Originally posted by: K1052
Originally posted by: dug777
a really big rope 😉

Don't tease us or we'll crash the ISS (when we're done with it) into Australia too...

😛

hahaha, someone i know down Esperance way had chunks of skylab land on their farm...
 
The shuttles were never intended to be the end-all be-all for NASA. They are well beyond the lifespan originally intended for them.
 
I think the OP knew that... he's just wondering what happened to all the nifty spaceplane concepts that have evaporated over the years....

Hmm... evaporation... that might work.. it does go up after all.
 
Originally posted by: Mickey Eye
I think the OP knew that... he's just wondering what happened to all the nifty spaceplane concepts that have evaporated over the years....

Hmm... evaporation... that might work.. it does go up after all.


Once they do some of the design work and see what it would actually cost to produce (+200% for the usual overruns in a project like this) they balk at the price and cancel the project.

Mainly it was about building ($$$) the ISS, which has turned out to be a massive waste of money since they killed the return craft projecct.
 
Originally posted by: Feldenak
The shuttles were never intended to be the end-all be-all for NASA. They are well beyond the lifespan originally intended for them.



actually not.
This is the most awesome book ive ever read...

But the space shuttle was designed for over 100 flights for each of the 4 orbiters. Enterprise being the exception, was a test vehicle and never meant for space flight.
Inaddition after challenger blew up, a sixth orbiter was built.
Weve come nowhere near the supposed 400-500 missions we should have gotten from the shuttle.
 
Originally posted by: TechBoyJK
screw nasa, private space exploration is where its at... theres another x prize on the way.. and the stakes are much higher.

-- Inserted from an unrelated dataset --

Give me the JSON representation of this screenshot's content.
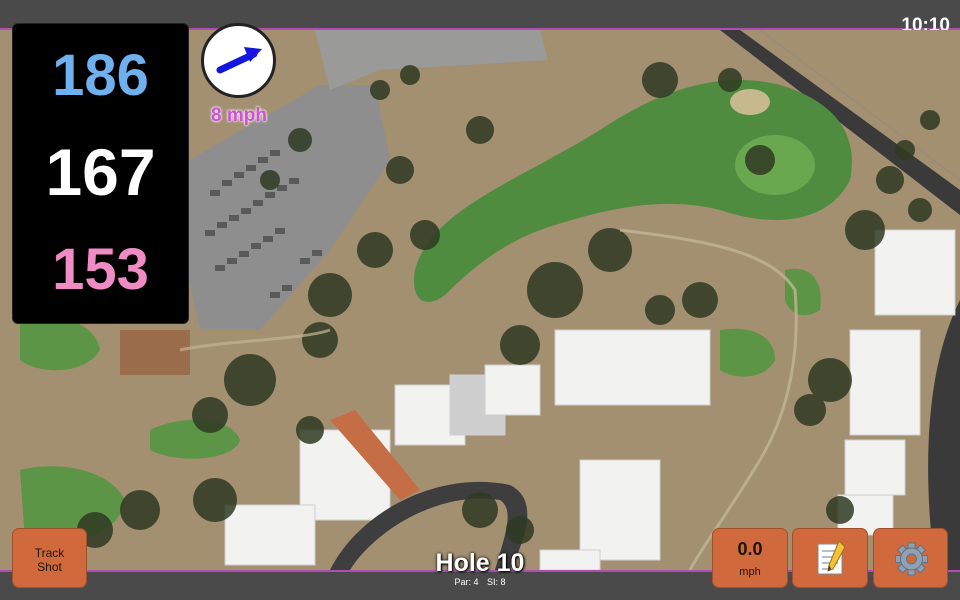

Yeah I saw something on TV once with Richard Branson funding the project to take people up into space. Well the wealthy for now.
 
Originally posted by: oddyager
Originally posted by: TechBoyJK
screw nasa, private space exploration is where its at... theres another x prize on the way.. and the stakes are much higher.

Yeah I saw something on TV once with Richard Branson funding the project to take people up into space. Well the wealthy for now.

For private space exploration to happen there needs to be a way to make money off of it. So far the only legal idea's anyone has had is to do space tourism, which relies on the super rich wanting to pay many millions for a few hours (at best) in space. That can last for at best a few years, and then they hope that some breakthrough technology will have made it cheap enough to lower the price to only a few hundred thousand dollars for a few hours in space, giving them a few more years.

For the privation of space to occur we need laws that allow land (and mineral right) ownership on other worlds, moons, and asteroids as well as orbits. Then the corporations that have the huge amounts money needed to actually do this might get interested.
Until then we are stuck with government space exploration. Which I think is still important enough to demand more money then we are currently giving it.